Jakarta (ANTARA) - Wakil Ketua MPR RI Ahmad Basarah mengatakan harus adanya terobosan baru guna mengeliminasi kekerasan yang terjadi di lingkungan pendidikan nasional.

“Harus ada terobosan baru yang dilakukan Kemendikbudristek dan Kementerian Agama untuk mengeleminasi kekerasan demi kekerasan di dunia pendidikan nasional kita," kata Ahmad Basarah dalam keterangan tertulisnya yang diterima di Jakarta, Jumat.

Ia mengatakan tidak ada pembenaran apa pun untuk semua kekerasan di dunia pendidikan.

Basarah mengungkapkan keprihatinannya atas kekerasan demi kekerasan yang terjadi di dunia pendidikan nasional. Ia kemudian mengutip kasus seorang santri Ponpes Gontor yang meninggal akibat penganiayaan rekan-rekannya pada akhir Agustus 2022.

Baca juga: Wakil Ketua MPR tolak tegas upaya pembubaran Ponpes Gontor

Kemudian, kasus seorang siswa SMAN 9 Kupang, Nusa Tenggara Timur (NTT), yang dikeluarkan oleh dewan guru akibat menendang dan menganiaya guru perempuan di sekolahnya. Basarah mengaku mendukung penuh keputusan yang diambil tersebut.

"Masa guru sampai dianiaya muridnya sendiri? Fenomena ini menggambarkan masih ada sistem pendidikan yang masih kurang sesuai dalam dunia pendidikan kita," ucapnya.

Ia berharap Menteri Pendidikan, Kebudayaan, Riset, dan Teknologi (Mendikbudristek) Nadiem Anwar Makarim dan Menteri Agama (Menag) Yaqut Cholil Qoumas untuk memberi perhatian khusus atas kekerasan demi kekerasan yang terjadi di lingkungan pendidikan nasional.

Baca juga: Wakil Ketua MPR paparkan relasi negara dan agama dalam Pancasila

"Sesuai amanat UU Nomor 14 Tahun 2005 tentang Guru dan Dosen. Pasal 39 undang-undang itu menyatakan, 'Pemerintah, pemerintah daerah, masyarakat, organisasi profesi, dan/atau satuan pendidikan wajib memberikan perlindungan terhadap guru dalam pelaksanaan tugas'," paparnya.

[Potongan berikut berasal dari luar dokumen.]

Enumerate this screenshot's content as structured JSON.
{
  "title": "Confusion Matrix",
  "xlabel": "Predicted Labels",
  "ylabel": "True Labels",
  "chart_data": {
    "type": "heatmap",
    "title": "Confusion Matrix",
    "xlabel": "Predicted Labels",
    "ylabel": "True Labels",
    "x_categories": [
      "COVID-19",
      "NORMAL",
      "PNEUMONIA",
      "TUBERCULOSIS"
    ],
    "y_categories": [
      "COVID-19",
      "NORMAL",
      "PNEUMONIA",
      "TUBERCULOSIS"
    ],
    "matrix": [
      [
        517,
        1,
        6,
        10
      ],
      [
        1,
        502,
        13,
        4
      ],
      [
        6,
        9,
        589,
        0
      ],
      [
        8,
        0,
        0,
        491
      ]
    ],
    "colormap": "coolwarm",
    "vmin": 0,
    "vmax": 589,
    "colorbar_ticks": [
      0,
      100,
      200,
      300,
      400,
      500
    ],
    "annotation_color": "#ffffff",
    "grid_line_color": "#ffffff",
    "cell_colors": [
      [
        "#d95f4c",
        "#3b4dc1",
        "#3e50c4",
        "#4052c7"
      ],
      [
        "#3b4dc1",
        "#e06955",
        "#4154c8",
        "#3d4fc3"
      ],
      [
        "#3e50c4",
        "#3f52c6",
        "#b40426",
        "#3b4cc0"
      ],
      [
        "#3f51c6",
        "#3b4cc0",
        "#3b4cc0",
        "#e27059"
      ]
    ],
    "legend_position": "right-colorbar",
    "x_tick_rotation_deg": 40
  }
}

Anggota Komisi X DPR RI yang membidangi pendidikan itu menyebut keprihatinannya sangat beralasan karena sejumlah kekerasan di dunia pendidikan seolah terjadi tanpa henti, baik yang dilakukan murid kepada murid, guru kepada murid, ataupun murid kepada guru.

Sekretaris Dewan Penasihat PP Baitul Muslimin Indonesia itu mengusulkan agar pendidikan budi pekerti di kalangan pelajar harus diperkuat dengan metode ajar yang menarik dan bahan bacaan yang representatif.

"Sistem pendidikan nasional yang kini bertumpu pada UU Nomor 20 Tahun 2003 sudah bagus karena Pancasila dan UUD NKRI Tahun 1945 menjadi dasarnya," katanya.

Baca juga: MPR ajak masyarakat perkuat "benteng" Pancasila hadapi era metaverse

Basarah mengusulkan agar sebaiknya jajaran Kemendikbudristek dan Kemenag menyajikan materi yang berisi falsafah dan kearifan lokal bangsa Indonesia yang penuh dengan nilai-nilai kemanusiaan untuk dijadikan teladan semua siswa di Indonesia.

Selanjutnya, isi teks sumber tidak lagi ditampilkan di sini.